Kopi TIMES

Puasa dan Praktik Mubadalah di Dalam Keluarga

Senin, 03 April 2023 - 12:50 | 76.58k
Wiwin Siti Aminah Rohmawati S.Ag M.Ag, Direktur Direktorat Gender Equality and Social Inclusion UNU Yogyakarta
Wiwin Siti Aminah Rohmawati S.Ag M.Ag, Direktur Direktorat Gender Equality and Social Inclusion UNU Yogyakarta

TIMESINDONESIA, YOGYAKARTA – Pada hakikatnya, puasa tidak hanya menahan diri dari makan dan minum. Tetapi, juga menahan diri dari memperturutkan ego dan mengikuti hawa nafsu. Dalam konteks keluarga. Bulan puasa dapat dijadikan momen untuk mendidik sekaligus praktik mubadalah.

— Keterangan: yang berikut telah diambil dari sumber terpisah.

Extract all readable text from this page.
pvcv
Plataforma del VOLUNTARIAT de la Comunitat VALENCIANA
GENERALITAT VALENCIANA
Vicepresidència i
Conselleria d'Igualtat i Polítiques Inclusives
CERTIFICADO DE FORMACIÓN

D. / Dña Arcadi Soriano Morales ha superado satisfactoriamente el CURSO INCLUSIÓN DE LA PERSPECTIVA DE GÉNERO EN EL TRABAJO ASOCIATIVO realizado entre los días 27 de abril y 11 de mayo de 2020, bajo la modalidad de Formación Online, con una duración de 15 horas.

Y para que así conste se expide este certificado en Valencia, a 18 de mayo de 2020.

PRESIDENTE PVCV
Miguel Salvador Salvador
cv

Agar relasi di antara suami dan istri, juga di antara orang tua dan anak menjadi sehat dan ma’ruf. 

Mubadalah berasal dari bahasa Arab yang berarti mengganti, mengubah, menukar, menggilir, tukar menukar, dan makna seputar timbal balik (Al-Munawwir, 1997, Hal. 65–66). Sementara dalam bahasa Indonesia, istilah mubadalah dapat dipadankan dengan kesalingan atau resiprositas, yang bermakna kedua belah pihak, baik laki-laki dan perempuan sama-sama diuntungkan (Badan Pengembangan dan Pembinaan Bahasa, 2016). 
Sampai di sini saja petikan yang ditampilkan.